Avidity Biosciences Receives Investment from CureDuchenne
Investment advances pre-clinical development of novel exon skipping therapies for treatment of patients with Duchenne muscular dystrophy
LA JOLLA, Calif.–(BUSINESS WIRE)–Avidity Biosciences, a privately held biotech company pioneering a new class of precision medicines based upon antibody-oligonucleotide conjugates, announced today that CureDuchenne has made an equity investment in the company. Funding will help to advance pre-clinical development of potential therapies to treat patients with Duchenne muscular dystrophy (DMD).
“We are grateful for an investment from CureDuchenne Ventures to advance our antibody-oligonucleotide technology for treatment of patients with Duchenne muscular dystrophy,” said Arthur A. Levin, Ph.D., EVP of research and development, Avidity Biosciences. “Cure Duchenne has a history of supporting groundbreaking research in Duchenne, and we look forward to working with them, as well as their community of patients, parents, scientists and scientific experts to advance our pipeline of new therapies for boys with this serious disease.”
The AOC™ technology being advanced by Avidity addresses a key issue of oligonucleotide therapeutics for Duchenne: namely, delivery of these powerful therapeutic agents for exon skipping to muscle, diaphragm and heart. Using antibody-mediated uptake in muscle cells, AOCs increase the activity of splice skipping oligonucleotides dramatically (a 100-fold increase in potency in the MDX mouse model), which should allow for reduced dose levels and reduced dosing frequency. This ground-breaking science provides a great opportunity to address Duchenne muscular dystrophy, and other muscle diseases.

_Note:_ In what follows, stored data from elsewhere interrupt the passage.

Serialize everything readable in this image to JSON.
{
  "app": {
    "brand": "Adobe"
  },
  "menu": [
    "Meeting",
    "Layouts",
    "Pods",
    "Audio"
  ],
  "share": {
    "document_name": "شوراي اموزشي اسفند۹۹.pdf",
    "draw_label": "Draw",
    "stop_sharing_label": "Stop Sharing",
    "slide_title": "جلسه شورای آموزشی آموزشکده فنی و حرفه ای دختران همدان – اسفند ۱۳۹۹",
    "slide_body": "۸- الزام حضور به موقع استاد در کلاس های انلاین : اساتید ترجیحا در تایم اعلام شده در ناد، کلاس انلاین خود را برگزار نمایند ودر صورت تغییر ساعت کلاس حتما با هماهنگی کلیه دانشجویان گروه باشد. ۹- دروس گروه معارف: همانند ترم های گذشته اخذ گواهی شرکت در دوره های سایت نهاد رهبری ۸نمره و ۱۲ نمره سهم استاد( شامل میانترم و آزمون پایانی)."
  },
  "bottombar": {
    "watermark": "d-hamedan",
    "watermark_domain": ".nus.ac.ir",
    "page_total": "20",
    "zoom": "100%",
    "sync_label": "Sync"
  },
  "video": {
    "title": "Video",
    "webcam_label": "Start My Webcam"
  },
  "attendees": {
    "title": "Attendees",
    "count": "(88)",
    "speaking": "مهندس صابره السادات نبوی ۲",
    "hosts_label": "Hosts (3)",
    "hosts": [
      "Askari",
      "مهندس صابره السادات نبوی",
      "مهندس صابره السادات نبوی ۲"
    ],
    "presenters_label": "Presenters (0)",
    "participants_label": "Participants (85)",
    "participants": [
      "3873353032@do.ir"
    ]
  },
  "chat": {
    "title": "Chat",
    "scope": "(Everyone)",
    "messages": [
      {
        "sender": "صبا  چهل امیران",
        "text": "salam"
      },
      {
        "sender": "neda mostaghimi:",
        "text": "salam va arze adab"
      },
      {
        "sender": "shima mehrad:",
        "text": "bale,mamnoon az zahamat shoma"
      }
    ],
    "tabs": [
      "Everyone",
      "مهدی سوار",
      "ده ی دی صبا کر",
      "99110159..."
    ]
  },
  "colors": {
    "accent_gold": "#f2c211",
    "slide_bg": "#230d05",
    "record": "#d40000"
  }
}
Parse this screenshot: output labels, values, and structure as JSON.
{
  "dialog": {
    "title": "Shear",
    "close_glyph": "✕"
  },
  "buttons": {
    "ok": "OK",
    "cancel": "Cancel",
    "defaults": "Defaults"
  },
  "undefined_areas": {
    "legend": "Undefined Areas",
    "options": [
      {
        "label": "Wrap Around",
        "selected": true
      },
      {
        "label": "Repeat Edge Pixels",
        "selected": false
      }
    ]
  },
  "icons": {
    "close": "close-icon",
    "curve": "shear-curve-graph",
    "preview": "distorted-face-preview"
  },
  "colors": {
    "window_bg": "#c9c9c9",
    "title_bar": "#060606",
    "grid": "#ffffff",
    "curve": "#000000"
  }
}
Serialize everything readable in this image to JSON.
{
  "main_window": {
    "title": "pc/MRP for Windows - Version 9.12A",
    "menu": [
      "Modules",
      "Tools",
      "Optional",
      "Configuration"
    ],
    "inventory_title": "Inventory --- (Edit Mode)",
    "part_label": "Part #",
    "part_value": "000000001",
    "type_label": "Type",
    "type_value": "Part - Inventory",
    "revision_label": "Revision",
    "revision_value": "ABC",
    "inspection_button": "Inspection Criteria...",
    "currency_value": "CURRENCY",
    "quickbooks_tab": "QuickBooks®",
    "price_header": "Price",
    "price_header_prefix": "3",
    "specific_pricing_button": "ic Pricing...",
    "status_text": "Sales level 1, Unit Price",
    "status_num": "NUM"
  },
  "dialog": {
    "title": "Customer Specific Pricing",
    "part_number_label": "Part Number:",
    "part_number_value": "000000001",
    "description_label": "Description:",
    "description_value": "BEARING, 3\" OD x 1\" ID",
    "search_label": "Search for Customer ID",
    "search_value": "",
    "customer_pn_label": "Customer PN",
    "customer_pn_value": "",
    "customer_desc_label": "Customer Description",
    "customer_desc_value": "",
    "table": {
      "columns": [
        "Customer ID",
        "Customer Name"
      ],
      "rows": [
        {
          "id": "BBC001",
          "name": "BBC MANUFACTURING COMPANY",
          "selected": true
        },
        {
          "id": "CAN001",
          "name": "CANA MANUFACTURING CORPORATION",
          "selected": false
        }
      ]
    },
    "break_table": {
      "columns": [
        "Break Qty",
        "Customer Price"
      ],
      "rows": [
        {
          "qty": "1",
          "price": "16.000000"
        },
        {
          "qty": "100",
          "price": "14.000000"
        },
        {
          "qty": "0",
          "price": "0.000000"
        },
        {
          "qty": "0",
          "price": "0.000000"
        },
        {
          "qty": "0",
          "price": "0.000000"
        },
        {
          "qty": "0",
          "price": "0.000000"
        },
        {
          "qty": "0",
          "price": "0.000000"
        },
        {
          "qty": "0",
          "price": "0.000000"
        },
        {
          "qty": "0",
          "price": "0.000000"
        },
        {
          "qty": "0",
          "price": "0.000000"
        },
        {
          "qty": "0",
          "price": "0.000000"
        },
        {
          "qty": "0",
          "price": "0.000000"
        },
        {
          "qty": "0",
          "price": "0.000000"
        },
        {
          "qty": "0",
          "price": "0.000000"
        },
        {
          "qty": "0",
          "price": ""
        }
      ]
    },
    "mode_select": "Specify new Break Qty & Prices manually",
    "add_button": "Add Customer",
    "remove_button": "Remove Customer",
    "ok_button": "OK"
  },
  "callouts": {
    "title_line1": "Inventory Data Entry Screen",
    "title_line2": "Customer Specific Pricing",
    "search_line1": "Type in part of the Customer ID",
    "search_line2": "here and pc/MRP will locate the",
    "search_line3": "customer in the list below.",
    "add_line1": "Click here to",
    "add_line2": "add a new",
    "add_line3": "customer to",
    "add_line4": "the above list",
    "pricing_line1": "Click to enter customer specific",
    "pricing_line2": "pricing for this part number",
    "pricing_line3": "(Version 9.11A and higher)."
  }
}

“CureDuchenne is excited about the future of Avidity’s science and committed to supporting exon skipping development to treat the entire Duchenne population,“ said Debra Miller, founder and CEO, CureDuchenne. “Currently only 13% of Duchenne patients are served with an approved treatment for exon 51. Avidity’s programs have the potential to enable effective therapies to treat a broad set of Duchenne patients. We hope it won’t be long before every Duchenne patient has a viable therapy.”